3. For Policies With Frequent Claims

For some types of insurance where claims are more frequent, such as travel insurance or some home insurance policies, it might be wise to keep your excess lower. This way, even a small claim can be covered, and you won’t have to pay out of pocket each time.

When Should You Avoid Excess?

While excess can save money, there are situations where it’s better to avoid it, especially if you want maximum cover:

1. For Expensive or High-Risk Items

If you are insuring high-value possessions, such as luxury cars, jewellery, or electronics, a low or zero excess is often the safer choice. Paying thousands in repair or replacement costs out of pocket could outweigh the premium savings from choosing a higher excess.

2. For Young or Inexperienced Drivers

In motor insurance, younger drivers or those with limited experience are considered higher risk. A high excess might lead to unexpected financial strain after an accident.

3. For Comprehensive Protection

If your goal is peace of mind and maximum coverage, for example, in home insurance or life insurance policies, avoiding excess ensures the insurer picks up the full cost of claims without requiring you to contribute.

What Types of Insurance Can Include Excess?

Excess is not limited to car insurance, it’s a common feature across most insurance types:

  1. Car Insurance
    • Compulsory and voluntary excesses are standard.
    • Applies to accidental damage, theft, or fire claims.
  2. Home Insurance
    • Typically includes excess for claims such as fire, theft, water damage, or storm damage.
    • Voluntary excess can reduce premiums, but may not be suitable for high-risk areas.
  3. Travel Insurance
    • Excess often applies for medical costs, lost luggage, or cancellations.
    • Some policies allow you to pay extra for a zero-excess option, especially useful for expensive trips.
  4. Pet Insurance
    • Excess is common for vet fees.
    • Choosing a higher excess lowers premiums, but you pay more for each claim.
  5. Health and Private Medical Insurance
    • Some policies include excess or co-payments for hospital stays or treatments.
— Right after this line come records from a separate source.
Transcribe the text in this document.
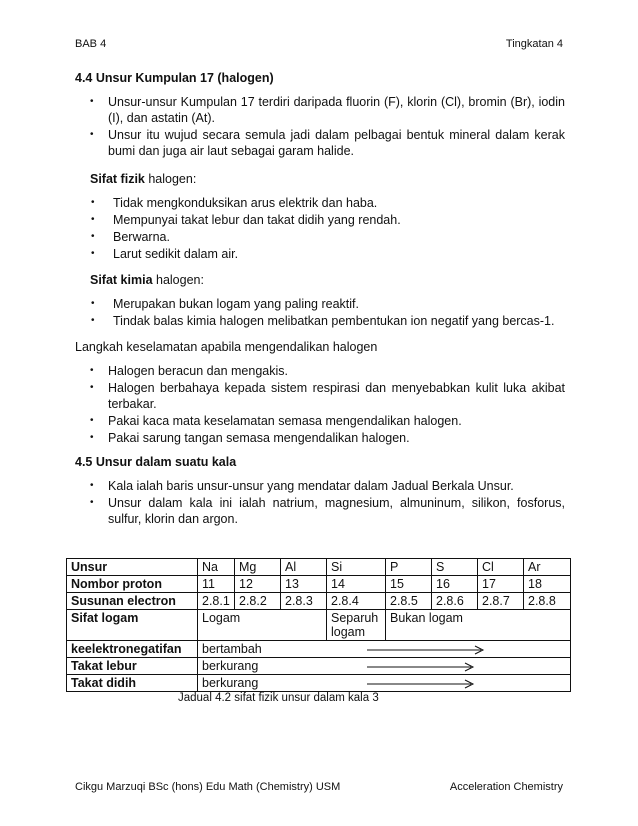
BAB 4	Tingkatan 4
4.4 Unsur Kumpulan 17 (halogen)
• Unsur-unsur Kumpulan 17 terdiri daripada fluorin (F), klorin (Cl), bromin (Br), iodin (I), dan astatin (At).
• Unsur itu wujud secara semula jadi dalam pelbagai bentuk mineral dalam kerak bumi dan juga air laut sebagai garam halide.
Sifat fizik halogen:
• Tidak mengkonduksikan arus elektrik dan haba.
• Mempunyai takat lebur dan takat didih yang rendah.
• Berwarna.
• Larut sedikit dalam air.
Sifat kimia halogen:
• Merupakan bukan logam yang paling reaktif.
• Tindak balas kimia halogen melibatkan pembentukan ion negatif yang bercas-1.
Langkah keselamatan apabila mengendalikan halogen
• Halogen beracun dan mengakis.
• Halogen berbahaya kepada sistem respirasi dan menyebabkan kulit luka akibat terbakar.
• Pakai kaca mata keselamatan semasa mengendalikan halogen.
• Pakai sarung tangan semasa mengendalikan halogen.
4.5 Unsur dalam suatu kala
• Kala ialah baris unsur-unsur yang mendatar dalam Jadual Berkala Unsur.
• Unsur dalam kala ini ialah natrium, magnesium, almuninum, silikon, fosforus, sulfur, klorin dan argon.
Unsur	Na	Mg	Al	Si	P	S	Cl	Ar
Nombor proton	11	12	13	14	15	16	17	18
Susunan electron	2.8.1	2.8.2	2.8.3	2.8.4	2.8.5	2.8.6	2.8.7	2.8.8
Sifat logam	Logam			Separuh logam	Bukan logam			
keelektronegatifan	bertambah							

Takat lebur	berkurang							

Takat didih	berkurang							
Jadual 4.2 sifat fizik unsur dalam kala 3
Cikgu Marzuqi BSc (hons) Edu Math (Chemistry) USM	Acceleration Chemistry
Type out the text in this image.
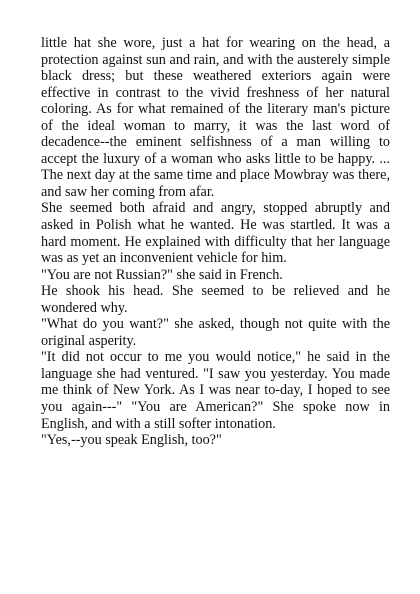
little hat she wore, just a hat for wearing on the head, a protection against sun and rain, and with the austerely simple black dress; but these weathered exteriors again were effective in contrast to the vivid freshness of her natural coloring. As for what remained of the literary man's picture of the ideal woman to marry, it was the last word of decadence--the eminent selfishness of a man willing to accept the luxury of a woman who asks little to be happy. ... The next day at the same time and place Mowbray was there, and saw her coming from afar.

She seemed both afraid and angry, stopped abruptly and asked in Polish what he wanted. He was startled. It was a hard moment. He explained with difficulty that her language was as yet an inconvenient vehicle for him.

"You are not Russian?" she said in French.

He shook his head. She seemed to be relieved and he wondered why.

"What do you want?" she asked, though not quite with the original asperity.

"It did not occur to me you would notice," he said in the language she had ventured. "I saw you yesterday. You made me think of New York. As I was near to-day, I hoped to see you again---" "You are American?" She spoke now in English, and with a still softer intonation.

"Yes,--you speak English, too?"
Tips for Choosing the Right Excess for You

  1. Assess Your Risk Profile
    How likely are you to make a claim? If you rarely claim, a higher voluntary excess could save money.
  2. Check Your Savings
    Ensure you can cover the excess without creating financial strain.
  3. Consider Your Coverage Goals
    If peace of mind and maximum coverage are priorities, a lower or zero excess is often worth the higher premium.
  4. Compare Quotes
    Look at how different excess levels affect premiums across multiple insurers, sometimes the savings aren’t worth the additional risk.
  5. Review Your Policy Regularly
    Life changes, moving house, buying a new car, or acquiring valuables, can affect what excess level makes sense. Reassess annually.

Conclusion

Insurance excess is one of those elements of a policy that can seem minor until you need it, but it has real implications for your coverage, premiums, and financial exposure. Choosing the right excess is a balancing act between lowering your premium and protecting yourself against out-of-pocket costs.

For smaller, low-risk claims, a higher excess can be a cost-effective choice. For high-value items, comprehensive protection, or those with lower savings, a smaller or zero excess offers peace of mind and ensures maximum coverage when it matters most.

Ultimately, understanding how excess works, evaluating your risk, and comparing options across providers is key. The right choice lets you enjoy the protection insurance is meant to provide, without unwelcome surprises.